The Present:

Our mouths click wetly as they come together and then slide apart. It's so baldly sexual that I seize his hands and push them into the couch beside his head. He makes a sort little hum of pleasure and squeezes his legs around my hips with his bony knees. His bangs are matting to his forehead. I pull away and his eyes open. He looks naked and young. And that desperate violent sadness is at bay for a moment, his narrow eyes are soft.

I slot out mouths together again and he rises in a wave of solid heat against the entire length of my body. His hands are in my hair.

I could see why I would have loved him so long ago.

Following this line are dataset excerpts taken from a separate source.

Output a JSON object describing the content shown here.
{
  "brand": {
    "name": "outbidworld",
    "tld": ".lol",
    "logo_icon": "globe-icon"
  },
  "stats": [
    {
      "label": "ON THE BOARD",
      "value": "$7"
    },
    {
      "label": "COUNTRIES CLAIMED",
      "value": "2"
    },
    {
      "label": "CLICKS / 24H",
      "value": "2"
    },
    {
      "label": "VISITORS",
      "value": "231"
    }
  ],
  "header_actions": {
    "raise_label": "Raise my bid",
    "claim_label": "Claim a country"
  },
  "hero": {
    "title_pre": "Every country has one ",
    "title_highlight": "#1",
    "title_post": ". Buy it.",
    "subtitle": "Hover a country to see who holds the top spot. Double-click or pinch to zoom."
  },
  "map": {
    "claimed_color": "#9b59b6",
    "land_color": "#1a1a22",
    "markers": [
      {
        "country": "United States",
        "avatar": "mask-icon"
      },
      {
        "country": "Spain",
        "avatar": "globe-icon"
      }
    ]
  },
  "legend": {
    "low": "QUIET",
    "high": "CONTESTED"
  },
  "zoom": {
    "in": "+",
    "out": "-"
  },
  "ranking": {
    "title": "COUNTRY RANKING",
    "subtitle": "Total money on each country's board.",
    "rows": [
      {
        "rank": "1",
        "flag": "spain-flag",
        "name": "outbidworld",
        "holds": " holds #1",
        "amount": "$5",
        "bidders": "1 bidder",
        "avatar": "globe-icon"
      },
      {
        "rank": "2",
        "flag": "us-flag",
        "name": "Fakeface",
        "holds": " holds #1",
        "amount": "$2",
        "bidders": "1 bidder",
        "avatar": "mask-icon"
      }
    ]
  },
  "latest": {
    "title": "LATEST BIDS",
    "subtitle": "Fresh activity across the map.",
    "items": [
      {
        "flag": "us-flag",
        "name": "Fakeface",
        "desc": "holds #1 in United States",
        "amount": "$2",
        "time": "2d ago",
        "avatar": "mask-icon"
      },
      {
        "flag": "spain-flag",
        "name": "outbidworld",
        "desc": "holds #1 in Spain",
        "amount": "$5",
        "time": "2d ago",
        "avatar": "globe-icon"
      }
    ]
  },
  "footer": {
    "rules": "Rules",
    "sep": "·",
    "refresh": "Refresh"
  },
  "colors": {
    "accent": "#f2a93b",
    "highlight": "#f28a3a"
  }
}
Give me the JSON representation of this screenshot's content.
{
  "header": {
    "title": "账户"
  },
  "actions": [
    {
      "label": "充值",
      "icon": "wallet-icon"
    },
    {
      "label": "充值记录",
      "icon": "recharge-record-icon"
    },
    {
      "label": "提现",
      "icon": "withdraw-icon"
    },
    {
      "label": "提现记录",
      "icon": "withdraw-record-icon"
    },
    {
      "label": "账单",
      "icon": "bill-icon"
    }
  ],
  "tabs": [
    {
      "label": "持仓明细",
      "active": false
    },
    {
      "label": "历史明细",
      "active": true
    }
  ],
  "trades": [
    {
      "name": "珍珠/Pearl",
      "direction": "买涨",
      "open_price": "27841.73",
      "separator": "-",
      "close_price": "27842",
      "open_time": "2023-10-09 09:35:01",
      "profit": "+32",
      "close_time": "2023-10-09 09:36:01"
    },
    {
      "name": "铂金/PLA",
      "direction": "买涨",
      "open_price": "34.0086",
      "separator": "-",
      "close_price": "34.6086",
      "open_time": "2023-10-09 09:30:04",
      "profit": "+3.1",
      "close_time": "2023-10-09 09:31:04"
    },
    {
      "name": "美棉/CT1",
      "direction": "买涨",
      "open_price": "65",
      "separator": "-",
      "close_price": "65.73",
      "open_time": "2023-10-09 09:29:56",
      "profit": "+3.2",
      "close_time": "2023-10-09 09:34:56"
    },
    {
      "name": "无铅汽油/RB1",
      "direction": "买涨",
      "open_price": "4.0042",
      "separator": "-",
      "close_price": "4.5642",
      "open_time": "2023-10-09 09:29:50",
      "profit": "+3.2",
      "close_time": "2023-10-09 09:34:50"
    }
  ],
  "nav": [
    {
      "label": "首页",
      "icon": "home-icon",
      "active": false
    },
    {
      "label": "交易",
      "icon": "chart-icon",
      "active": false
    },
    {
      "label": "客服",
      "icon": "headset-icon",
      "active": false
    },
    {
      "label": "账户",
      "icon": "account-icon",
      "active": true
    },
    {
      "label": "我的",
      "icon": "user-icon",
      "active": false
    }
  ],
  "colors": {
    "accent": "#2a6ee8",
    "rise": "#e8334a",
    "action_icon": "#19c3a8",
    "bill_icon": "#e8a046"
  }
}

Our lips part again. We breath for a few seconds. And then I kiss that soft bunched skin between his eyebrows until it goes smooth. 5,000 years ago today I might have done the same thing. His grip hurts my hands. I kiss his eyebrow, muss it out of alignment with my mouth. His chest hitches but he doesn't make a sound. I lower my head to smell his hair. I kiss the firm curve of his ear as I go for his temple. I remember that he had leaned that soft spot toward me for a kiss after I got soaked rescuing his daggers from the mud. The sob scares me so bad I have to fight not to jerk away. He tries to shrug me off, to cover his eyes but I have his hands. He presses his face into my neck instead. He trembles, he shudders, he quakes and then with barely a sound, he starts to cry.

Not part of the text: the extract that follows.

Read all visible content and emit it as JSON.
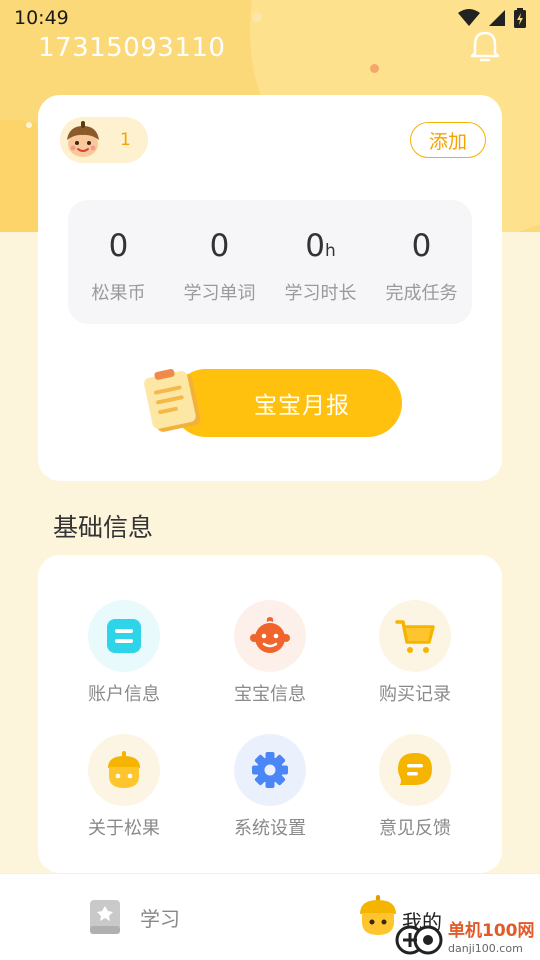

I take back one of my hands to hold his head close. He gulps for air and I pull away. He's not beautiful with his face wet and his eyes swollen. He can't keep his mouth closed because he can't breath through his nose and his body is jerking spasmodically as he fights release. He may as well be in mid orgasm to me. He's stunning.

I pull him into my arms and settle a hand on the back of his neck. I don't know what to say. I've said it all before. That its not his fault. That he has to let it go. He starts to talk and I think of cutting him off. Something tells me to let him finish.

" I would've given anything to wake up with you that morning", he whispers.

Son of a bitch. The entire frame of my skin hurts as if the tears are pushing on every pore to get out. My face is hot. He really is the expert on despairing what can't happen, so I murmur, " I love you too, Seto", and he slumps like his strings have been cut.

The curse is broken. I wonder who I will see when we finally pull apart, if we ever pull apart.